Con la creciente demanda de soluciones de videovigilancia avanzadas y escalables, el debate entre Edge AI y Cloud AI ha ganado considerable atención. Tradicionalmente, los dispositivos perimetrales se centraban en el almacenamiento local y la gestión de vídeo. Sin embargo, el crecimiento explosivo de la IA en los últimos dos años ha llevado a la adopción generalizada de soluciones de Edge AI.
Por Katherine Balabanova, 3dEYE, y Sascha Kylau, OneTel Security
Publicado en la edición de otoño de 2024 de la revista DISPATCH, una publicación trimestral de The Monitoring Association

Una de las ventajas más significativas de la IA en la nube frente a la IA en el borde es la seguridad. Las plataformas en la nube utilizadas en el monitoreo de video a gran escala —como AWS, Google o Azure— aprovechan una infraestructura sólida con protocolos de seguridad avanzados. Estos incluyen cifrado, autenticación multifactor y actualizaciones regulares para proteger contra amenazas emergentes. Centralizar los datos en la nube garantiza que los flujos de video en tiempo real, los archivos y los registros de eventos estén protegidos de manera consistente bajo los más altos estándares de seguridad.

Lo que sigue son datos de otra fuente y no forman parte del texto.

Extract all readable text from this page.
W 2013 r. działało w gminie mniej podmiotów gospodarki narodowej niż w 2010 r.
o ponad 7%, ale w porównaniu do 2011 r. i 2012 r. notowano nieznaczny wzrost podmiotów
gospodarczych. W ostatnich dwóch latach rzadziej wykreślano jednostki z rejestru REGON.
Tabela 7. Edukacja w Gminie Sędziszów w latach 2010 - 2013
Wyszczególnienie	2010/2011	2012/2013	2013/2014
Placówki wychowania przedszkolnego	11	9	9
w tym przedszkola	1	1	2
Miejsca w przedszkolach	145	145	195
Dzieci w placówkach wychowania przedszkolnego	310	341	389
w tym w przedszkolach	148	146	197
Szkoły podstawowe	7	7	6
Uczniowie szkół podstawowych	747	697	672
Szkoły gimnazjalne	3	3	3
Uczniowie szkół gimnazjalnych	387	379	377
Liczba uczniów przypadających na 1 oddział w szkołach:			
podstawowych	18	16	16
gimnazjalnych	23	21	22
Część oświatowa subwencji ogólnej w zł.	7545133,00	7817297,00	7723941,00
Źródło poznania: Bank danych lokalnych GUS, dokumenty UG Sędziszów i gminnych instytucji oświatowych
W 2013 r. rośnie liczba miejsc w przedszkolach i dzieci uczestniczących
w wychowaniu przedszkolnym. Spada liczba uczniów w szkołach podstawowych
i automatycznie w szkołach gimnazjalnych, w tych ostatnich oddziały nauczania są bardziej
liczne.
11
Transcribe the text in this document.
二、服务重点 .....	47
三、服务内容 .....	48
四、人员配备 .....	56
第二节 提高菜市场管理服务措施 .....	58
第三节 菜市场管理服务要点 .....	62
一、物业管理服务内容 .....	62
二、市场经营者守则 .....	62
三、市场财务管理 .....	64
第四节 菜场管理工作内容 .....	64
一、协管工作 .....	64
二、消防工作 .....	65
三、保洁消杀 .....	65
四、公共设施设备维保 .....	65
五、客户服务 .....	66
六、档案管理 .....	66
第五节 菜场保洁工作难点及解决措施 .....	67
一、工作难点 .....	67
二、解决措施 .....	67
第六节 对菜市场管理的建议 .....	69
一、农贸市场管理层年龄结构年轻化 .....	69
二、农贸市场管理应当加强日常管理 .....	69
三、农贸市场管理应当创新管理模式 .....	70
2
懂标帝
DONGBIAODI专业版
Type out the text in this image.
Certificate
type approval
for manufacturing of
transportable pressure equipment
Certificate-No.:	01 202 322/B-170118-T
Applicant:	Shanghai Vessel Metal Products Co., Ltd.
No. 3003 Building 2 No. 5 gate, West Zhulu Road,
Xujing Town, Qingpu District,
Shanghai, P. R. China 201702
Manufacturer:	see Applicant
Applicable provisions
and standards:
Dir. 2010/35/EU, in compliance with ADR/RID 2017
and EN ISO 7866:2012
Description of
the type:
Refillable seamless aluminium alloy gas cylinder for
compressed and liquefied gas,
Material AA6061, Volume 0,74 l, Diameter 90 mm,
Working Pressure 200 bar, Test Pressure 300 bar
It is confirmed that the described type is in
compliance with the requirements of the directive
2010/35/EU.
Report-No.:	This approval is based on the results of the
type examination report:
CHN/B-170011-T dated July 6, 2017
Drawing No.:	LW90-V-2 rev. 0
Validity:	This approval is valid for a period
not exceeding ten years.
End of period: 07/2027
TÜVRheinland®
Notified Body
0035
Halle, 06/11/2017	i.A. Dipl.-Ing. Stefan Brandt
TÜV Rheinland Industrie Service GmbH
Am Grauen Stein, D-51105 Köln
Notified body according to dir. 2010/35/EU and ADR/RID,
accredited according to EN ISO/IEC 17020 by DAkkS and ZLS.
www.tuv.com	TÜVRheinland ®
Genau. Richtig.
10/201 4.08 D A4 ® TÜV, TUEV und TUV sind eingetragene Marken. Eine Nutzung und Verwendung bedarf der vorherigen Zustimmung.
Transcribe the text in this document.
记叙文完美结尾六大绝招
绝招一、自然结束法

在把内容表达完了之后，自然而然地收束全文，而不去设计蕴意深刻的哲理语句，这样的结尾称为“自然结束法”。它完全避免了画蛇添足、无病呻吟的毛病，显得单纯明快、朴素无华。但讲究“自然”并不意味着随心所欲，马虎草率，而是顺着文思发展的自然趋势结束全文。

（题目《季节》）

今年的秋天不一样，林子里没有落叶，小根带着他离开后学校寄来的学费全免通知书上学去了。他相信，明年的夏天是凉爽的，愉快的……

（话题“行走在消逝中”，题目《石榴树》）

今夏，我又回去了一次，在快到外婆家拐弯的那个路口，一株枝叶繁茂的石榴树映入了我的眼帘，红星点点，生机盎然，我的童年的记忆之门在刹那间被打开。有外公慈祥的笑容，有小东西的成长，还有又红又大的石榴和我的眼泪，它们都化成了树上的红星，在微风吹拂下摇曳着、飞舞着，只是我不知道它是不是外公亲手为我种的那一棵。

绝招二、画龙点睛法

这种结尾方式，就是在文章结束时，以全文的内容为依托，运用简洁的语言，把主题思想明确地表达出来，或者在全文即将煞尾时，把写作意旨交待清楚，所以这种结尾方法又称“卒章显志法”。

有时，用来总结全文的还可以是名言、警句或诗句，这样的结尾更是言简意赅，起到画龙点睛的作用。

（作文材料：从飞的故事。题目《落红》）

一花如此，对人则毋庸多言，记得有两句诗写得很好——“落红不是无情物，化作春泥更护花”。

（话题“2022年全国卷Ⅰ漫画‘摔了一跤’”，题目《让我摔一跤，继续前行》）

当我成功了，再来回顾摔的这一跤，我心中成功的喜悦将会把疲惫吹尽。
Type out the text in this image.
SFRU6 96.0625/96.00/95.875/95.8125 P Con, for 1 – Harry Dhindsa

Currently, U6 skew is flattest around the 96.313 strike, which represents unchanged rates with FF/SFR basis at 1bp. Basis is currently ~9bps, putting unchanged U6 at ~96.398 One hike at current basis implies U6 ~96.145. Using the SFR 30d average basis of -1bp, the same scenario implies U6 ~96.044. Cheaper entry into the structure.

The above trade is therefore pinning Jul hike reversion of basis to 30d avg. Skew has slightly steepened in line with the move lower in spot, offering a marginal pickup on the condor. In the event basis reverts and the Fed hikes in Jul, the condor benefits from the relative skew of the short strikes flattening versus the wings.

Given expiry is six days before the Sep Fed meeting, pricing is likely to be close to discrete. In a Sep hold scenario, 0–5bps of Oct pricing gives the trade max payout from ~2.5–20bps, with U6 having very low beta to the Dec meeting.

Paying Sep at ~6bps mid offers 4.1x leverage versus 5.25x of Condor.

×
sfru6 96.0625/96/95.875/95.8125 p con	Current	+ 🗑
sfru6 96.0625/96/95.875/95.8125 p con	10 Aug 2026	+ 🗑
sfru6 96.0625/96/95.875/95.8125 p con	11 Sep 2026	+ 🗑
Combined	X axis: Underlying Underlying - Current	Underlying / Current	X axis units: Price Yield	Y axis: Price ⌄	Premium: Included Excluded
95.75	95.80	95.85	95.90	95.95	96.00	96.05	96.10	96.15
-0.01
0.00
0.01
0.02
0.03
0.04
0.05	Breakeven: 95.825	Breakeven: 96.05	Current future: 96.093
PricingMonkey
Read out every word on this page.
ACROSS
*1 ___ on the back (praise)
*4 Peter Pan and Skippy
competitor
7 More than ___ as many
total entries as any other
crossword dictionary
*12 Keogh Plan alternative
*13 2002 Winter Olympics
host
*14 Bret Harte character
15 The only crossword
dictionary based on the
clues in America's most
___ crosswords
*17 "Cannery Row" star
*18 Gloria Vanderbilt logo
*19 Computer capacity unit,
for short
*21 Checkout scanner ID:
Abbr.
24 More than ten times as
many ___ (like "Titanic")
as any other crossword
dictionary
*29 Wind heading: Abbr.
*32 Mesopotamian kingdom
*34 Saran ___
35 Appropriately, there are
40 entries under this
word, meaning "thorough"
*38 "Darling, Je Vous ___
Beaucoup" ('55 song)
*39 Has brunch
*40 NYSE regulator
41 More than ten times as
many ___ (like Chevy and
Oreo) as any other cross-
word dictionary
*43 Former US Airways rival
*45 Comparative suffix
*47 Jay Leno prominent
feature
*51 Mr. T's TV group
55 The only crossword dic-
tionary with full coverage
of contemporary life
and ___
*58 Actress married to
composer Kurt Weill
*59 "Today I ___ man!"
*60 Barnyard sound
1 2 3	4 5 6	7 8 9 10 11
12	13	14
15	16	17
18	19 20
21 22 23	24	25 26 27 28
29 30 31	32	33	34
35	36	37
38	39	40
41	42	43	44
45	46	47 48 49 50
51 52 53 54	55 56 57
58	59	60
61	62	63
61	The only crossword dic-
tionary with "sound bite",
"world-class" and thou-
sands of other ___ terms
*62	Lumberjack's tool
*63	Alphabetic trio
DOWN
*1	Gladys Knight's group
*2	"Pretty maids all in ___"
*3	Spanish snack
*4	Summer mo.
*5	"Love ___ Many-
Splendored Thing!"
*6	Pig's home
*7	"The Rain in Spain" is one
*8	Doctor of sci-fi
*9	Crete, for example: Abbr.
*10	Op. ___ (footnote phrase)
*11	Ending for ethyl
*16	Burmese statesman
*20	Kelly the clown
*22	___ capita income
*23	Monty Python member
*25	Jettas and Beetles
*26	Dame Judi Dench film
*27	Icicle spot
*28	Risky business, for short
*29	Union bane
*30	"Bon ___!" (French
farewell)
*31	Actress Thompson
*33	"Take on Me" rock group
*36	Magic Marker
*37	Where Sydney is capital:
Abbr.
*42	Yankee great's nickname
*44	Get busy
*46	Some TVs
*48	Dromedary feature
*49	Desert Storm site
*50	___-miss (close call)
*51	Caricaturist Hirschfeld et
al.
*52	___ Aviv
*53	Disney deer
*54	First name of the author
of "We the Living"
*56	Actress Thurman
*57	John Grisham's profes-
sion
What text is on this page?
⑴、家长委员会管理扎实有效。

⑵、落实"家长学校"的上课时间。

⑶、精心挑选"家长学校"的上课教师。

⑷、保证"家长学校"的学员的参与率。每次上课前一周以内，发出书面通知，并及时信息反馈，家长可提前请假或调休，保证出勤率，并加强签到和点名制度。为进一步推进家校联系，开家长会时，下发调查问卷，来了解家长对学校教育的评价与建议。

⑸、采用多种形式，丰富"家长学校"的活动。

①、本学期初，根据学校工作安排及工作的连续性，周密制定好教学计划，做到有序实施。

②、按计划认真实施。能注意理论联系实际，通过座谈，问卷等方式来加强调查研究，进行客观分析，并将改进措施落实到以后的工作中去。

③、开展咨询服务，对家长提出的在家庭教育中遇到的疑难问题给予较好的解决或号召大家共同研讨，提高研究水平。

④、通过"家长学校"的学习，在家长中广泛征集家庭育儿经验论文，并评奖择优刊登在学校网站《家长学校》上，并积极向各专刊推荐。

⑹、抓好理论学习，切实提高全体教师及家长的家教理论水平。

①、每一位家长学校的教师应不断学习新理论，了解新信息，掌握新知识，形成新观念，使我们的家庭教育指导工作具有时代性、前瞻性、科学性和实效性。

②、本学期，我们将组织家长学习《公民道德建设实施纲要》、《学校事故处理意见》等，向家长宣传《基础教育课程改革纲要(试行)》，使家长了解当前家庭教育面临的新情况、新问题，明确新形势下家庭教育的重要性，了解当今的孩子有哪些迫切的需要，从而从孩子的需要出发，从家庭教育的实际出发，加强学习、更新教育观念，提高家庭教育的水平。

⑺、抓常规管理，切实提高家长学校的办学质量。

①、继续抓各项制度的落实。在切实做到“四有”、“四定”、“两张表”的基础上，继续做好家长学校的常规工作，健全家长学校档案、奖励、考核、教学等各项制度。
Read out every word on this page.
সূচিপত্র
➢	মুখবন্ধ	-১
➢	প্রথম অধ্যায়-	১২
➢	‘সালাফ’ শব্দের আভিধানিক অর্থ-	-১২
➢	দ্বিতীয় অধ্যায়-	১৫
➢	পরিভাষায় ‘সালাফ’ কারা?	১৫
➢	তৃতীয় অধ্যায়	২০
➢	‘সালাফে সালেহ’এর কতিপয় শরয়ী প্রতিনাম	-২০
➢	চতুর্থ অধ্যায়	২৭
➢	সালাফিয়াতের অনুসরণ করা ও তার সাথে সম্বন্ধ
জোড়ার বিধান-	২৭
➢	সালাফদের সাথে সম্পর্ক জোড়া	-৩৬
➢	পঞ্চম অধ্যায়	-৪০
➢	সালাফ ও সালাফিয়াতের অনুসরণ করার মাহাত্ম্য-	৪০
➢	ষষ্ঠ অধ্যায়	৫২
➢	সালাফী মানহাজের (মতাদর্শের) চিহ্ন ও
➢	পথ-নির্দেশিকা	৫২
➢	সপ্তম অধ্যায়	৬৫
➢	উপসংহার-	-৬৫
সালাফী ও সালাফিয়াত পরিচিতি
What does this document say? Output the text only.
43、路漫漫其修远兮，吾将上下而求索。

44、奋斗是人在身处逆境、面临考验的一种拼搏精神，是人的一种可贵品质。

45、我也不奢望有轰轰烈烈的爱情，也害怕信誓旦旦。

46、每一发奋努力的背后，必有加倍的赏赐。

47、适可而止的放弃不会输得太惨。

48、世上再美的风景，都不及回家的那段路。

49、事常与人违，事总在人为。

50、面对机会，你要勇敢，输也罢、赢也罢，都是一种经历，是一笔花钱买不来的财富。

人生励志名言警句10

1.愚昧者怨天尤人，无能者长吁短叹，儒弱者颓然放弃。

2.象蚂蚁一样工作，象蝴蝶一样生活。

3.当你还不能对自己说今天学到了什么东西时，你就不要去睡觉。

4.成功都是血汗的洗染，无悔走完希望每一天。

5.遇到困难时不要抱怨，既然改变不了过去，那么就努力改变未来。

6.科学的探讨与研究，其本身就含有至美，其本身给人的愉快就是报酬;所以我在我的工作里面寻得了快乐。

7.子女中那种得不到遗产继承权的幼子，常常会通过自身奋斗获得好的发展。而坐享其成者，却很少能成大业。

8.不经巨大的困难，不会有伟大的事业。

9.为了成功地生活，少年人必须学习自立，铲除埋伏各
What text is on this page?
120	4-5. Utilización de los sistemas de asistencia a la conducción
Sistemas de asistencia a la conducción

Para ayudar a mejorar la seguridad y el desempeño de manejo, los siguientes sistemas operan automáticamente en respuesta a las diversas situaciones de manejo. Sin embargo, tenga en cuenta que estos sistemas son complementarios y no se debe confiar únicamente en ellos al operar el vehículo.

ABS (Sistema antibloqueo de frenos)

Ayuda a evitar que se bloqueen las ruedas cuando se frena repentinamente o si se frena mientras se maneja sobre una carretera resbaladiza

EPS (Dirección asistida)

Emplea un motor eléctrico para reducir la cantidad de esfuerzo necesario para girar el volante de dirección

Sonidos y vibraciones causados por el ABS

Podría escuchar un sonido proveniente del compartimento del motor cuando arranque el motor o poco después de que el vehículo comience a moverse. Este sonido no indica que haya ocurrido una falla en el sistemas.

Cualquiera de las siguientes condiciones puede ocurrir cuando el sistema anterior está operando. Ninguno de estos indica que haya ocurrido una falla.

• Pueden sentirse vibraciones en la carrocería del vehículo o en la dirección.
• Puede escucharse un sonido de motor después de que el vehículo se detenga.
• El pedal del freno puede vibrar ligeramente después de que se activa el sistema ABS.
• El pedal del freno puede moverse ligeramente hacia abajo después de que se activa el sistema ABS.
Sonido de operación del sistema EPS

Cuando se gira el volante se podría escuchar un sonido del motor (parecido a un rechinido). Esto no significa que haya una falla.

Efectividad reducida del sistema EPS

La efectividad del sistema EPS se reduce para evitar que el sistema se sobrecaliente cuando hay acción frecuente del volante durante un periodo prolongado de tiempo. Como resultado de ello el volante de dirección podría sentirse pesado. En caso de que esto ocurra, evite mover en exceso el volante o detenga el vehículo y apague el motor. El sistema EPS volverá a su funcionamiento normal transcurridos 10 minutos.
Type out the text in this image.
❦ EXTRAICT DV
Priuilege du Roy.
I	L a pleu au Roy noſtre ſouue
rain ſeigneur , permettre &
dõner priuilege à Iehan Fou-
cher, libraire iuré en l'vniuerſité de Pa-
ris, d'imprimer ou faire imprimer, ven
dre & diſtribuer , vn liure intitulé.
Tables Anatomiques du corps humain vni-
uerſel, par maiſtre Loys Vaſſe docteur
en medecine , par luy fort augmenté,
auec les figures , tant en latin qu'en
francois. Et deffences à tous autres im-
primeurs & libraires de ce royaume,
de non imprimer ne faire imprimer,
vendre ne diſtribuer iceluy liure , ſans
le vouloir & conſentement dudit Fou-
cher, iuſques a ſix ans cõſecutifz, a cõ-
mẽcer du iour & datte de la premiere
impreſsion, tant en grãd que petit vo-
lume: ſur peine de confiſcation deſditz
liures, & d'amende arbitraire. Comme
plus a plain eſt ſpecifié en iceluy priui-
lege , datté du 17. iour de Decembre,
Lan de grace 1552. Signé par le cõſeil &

• Superficie de ataque en el borde mínima
• Sin servidores físicos que proteger
• Sin dispositivos de caja negra en la red local que puedan verse comprometidos
• Las conexiones cifradas directas a la nube eliminan la necesidad de reenvío de puertos, firewalls o dispositivos expuestos
• La responsabilidad de la seguridad del proyecto pasa del personal de TI local al proveedor de la nube
• Actualizaciones de software y parches de seguridad centralizados
• Monitoreo centralizado y detección de anomalías por IA
• Gestión centralizada de identidades y accesos (IAM)
• Cifrado de datos de extremo a extremo (por ejemplo, estándares de AWS)
• Cifrado KMS flexible para claves de protección de datos personalizadas
• Alta durabilidad de los datos (por ejemplo, AWS S3 ofrece una durabilidad de 11 nueves)
• Soporte de cumplimiento integral
• Costos recurrentes asociados con el almacenamiento de datos en la nube
• Requiere suficiente ancho de banda de red para cargar y descargar grandes conjuntos de datos
Los dispositivos de borde, aunque capaces de realizar procesamiento localizado, enfrentan limitaciones debido a recursos computacionales reducidos. Estos recursos deben dividirse entre tareas como archivo, decodificación, transmisión y procesamiento de IA, lo que a menudo resulta en compromisos:
• Tamaño y complejidad del modelo de IA restringidos
• Número reducido de módulos de IA que pueden ejecutarse simultáneamente
• Limitaciones en la cantidad de video procesado simultáneamente
Además, los dispositivos de IA en el borde a menudo requieren actualizaciones frecuentes para admitir modelos de IA nuevos y más intensivos desde el punto de vista computacional. También representan una carga significativa para TI:
• Los dispositivos de borde tienen una superficie de ataque similar a la de los servidores locales, pero carecen de transparencia de TI, lo que los convierte en «cajas negras».
• Si se ven comprometidos, es posible que el personal de TI no tenga forma de controlar o incluso detectar el problema.
• Las instalaciones en múltiples ubicaciones aumentan la presión sobre los equipos de TI, requiriendo redes, firewalls y sistemas de monitoreo separados para cada dispositivo de borde.
«La capacidad de la IA en la nube para procesar vastas cantidades de datos en tiempo real cambia las reglas del juego en el monitoreo de video.»
Las plataformas de IA en la nube están diseñadas para la escalabilidad, lo que las hace ideales para el monitoreo de video a gran escala. A diferencia de los dispositivos de borde, que tienen limitaciones de hardware, los sistemas en la nube pueden expandir su potencia de procesamiento y capacidad de almacenamiento a medida que crece la demanda.
A medida que avanzan las capacidades de la IA, especialmente en visión artificial y modelos de lenguaje grande (LLM), la IA en la nube maneja sin esfuerzo escenarios cada vez más complejos.
Esta escalabilidad es crucial para supervisar aplicaciones que deben procesar volúmenes de datos en constante crecimiento sin comprometer el rendimiento.
• Se proyecta que las instalaciones de cámaras de seguridad crezcan de 1.200 millones a 2.000 millones para 2030.
• El mercado de monitoreo de alarmas, valorado en 100.000 millones de dólares, está migrando hacia cámaras conectadas a la nube.
• El mercado de Video como Servicio (VSaaS) está creciendo rápidamente, con un crecimiento interanual del 30% en cámaras conectadas a la nube.
A medida que la IA continúa creciendo de forma exponencial, la escalabilidad, la flexibilidad y la seguridad mejorada de la IA en la nube la convierten en la opción óptima para las soluciones de seguridad de video.